Of the five languages I have configured in KDE, three of them are country-specific. So I use the flag indicator, which is far quicker for me to locate and identify out of the corner of my eye than would be a text label (which would require using the retina and thus more time and attention).

nkrisc 4/2/2025||
Sure, fine for personal uses. I mean broadly and generally.

As for English, the United States has far and away the largest number of native English speakers.

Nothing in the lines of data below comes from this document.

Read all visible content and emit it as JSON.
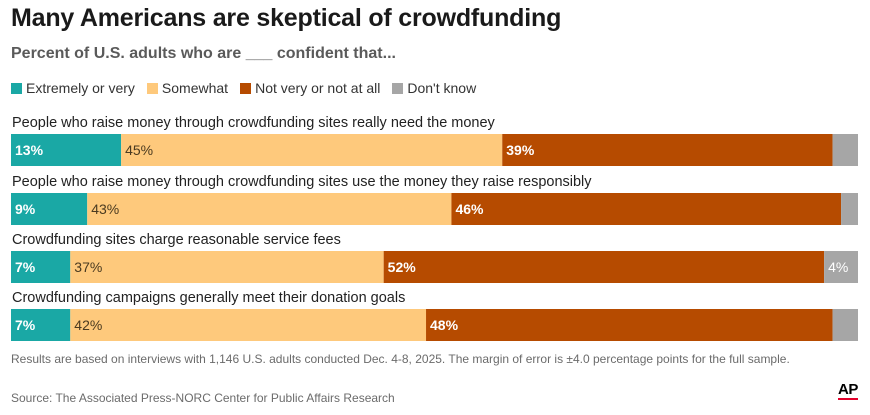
{
  "chart_data": {
    "type": "bar",
    "orientation": "horizontal-stacked-100",
    "title": "Many Americans are skeptical of crowdfunding",
    "subtitle": "Percent of U.S. adults who are ___ confident that...",
    "categories": [
      "People who raise money through crowdfunding sites really need the money",
      "People who raise money through crowdfunding sites use the money they raise responsibly",
      "Crowdfunding sites charge reasonable service fees",
      "Crowdfunding campaigns generally meet their donation goals"
    ],
    "series": [
      {
        "name": "Extremely or very",
        "color": "#1aa8a5",
        "values": [
          13,
          9,
          7,
          7
        ],
        "labels": [
          "13%",
          "9%",
          "7%",
          "7%"
        ],
        "label_color": "#ffffff"
      },
      {
        "name": "Somewhat",
        "color": "#fec97c",
        "values": [
          45,
          43,
          37,
          42
        ],
        "labels": [
          "45%",
          "43%",
          "37%",
          "42%"
        ],
        "label_color": "#4a3a20"
      },
      {
        "name": "Not very or not at all",
        "color": "#b64b00",
        "values": [
          39,
          46,
          52,
          48
        ],
        "labels": [
          "39%",
          "46%",
          "52%",
          "48%"
        ],
        "label_color": "#ffffff"
      },
      {
        "name": "Don't know",
        "color": "#a6a6a6",
        "values": [
          3,
          2,
          4,
          3
        ],
        "labels": [
          "",
          "",
          "4%",
          ""
        ],
        "label_color": "#ffffff"
      }
    ],
    "xlim": [
      0,
      100
    ],
    "legend": "top-left"
  },
  "footnote": "Results are based on interviews with 1,146 U.S. adults conducted Dec. 4-8, 2025. The margin of error is ±4.0 percentage points for the full sample.",
  "source": "Source: The Associated Press-NORC Center for Public Affairs Research",
  "logo": "AP"
}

Not that I think the stars and stripes has any more right to represent “English” as a concept any more than the Union Jack. If you’re going on origin, why not the flag of England instead?

dotancohen 4/2/2025||

  > If you’re going on origin, why not the flag of England instead?
I actually really like that idea. The US and UK flags seem to represent more culture than language.
nkrisc 4/3/2025||
I mostly meant that facetiously as now we're entering the linguistic quagmire of trying to pin down an exact origin for a language, and furthermore (depending on your chosen definition of "English") the language itself predates the current flag of England, so even that is open to debate regarding its appropriateness.

The moral is: don't try to draw boxes around languages.

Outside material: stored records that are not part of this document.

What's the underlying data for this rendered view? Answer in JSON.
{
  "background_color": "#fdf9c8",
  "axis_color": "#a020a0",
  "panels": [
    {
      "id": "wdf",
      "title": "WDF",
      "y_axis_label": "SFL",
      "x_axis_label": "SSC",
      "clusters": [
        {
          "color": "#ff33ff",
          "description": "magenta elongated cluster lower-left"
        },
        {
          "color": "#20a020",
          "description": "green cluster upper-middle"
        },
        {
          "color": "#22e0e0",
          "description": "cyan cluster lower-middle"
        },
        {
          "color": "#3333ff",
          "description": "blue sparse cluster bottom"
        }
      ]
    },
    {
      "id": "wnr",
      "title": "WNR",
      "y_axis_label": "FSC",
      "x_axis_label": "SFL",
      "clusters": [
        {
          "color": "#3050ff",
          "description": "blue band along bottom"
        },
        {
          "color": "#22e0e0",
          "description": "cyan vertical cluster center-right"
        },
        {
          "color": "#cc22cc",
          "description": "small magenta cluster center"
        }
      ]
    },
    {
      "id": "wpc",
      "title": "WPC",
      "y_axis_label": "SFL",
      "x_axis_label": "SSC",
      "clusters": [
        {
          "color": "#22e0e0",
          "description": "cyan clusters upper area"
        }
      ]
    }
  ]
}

All that said, I do understand why someone would want to use flags as shorthand for language. It's wrong, but it's useful.

hoseyor 4/1/2025||
Rather ironic, considering that it’s a flag to indicate personal union of ownership of subjects and lands by the Scottish king who inherited the subjects and lands of England, but you prefer it to be the icon for the language of the state of England, a country in which its own language is more or less indecipherable in many places due to accents, dialects, and degeneration and creolization.

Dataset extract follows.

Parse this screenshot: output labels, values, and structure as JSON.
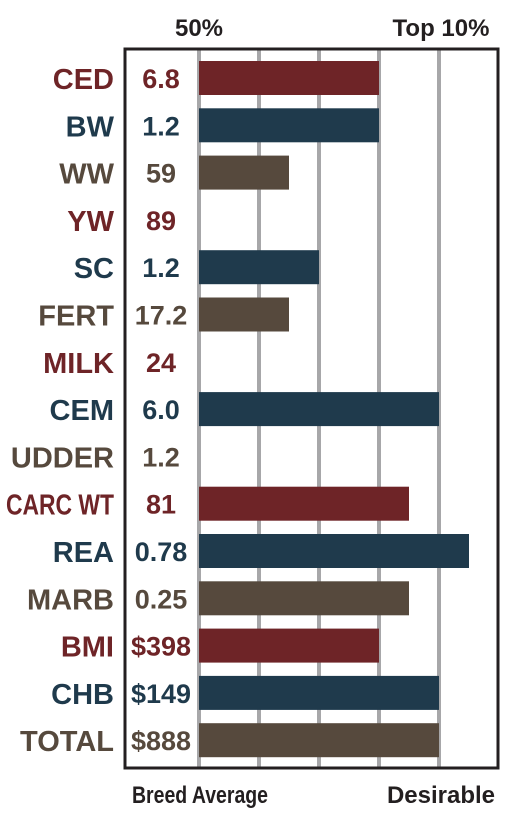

You would be far more likely to understand any given English speaking person in the USA than in England. It should really be called American at this point.

mavus 4/1/2025||
> accents, dialects, and degeneration and creolization. There are just as many accents and dialects of English in the Americas as there are in Britain. Even your term "creolization" comes from Louisiana. It's a matter of perspective and something that all language learners will have the face, the difference between 'standard' English/Spanish/German and regional variations both within it's originating country and from abroad.
facile3232 4/1/2025||
Will give it a shot if you add Mandarin/simplified or swahili.
latexr 4/1/2025|
Clearly I’m in the minority, but I found the idea awful. The execution on the exercises is good—I especially like that you mix similarly sounding words—but my first thought as soon as I read your description was that the news are a terrible, worrying choice which could be misused to push a specific agenda on learners. Lo and behold, first thing I try is Musk’s dad calling people bums. Learners shouldn’t be subjected to polarised opinions at the same time they are trying to internalise words. Use instead some neutral science channels like Veritasium, CGP Grey, or Vsauce.
ph4evers 4/1/2025||
I agree that channels should be checked more carefully. I initially added two news channels per language. But some of those are pretty horrible (like Skynews). I'll put some more time in adjusting the channels. For example, TF1 is really great for French. It can be colored but it has many non-political or more local items.

I picked news channels because they often have short well spoken videos.

pjc50 4/1/2025||
This is probably better even if you just select non-US news channels showing non-US news items. NHK 24 kind of thing.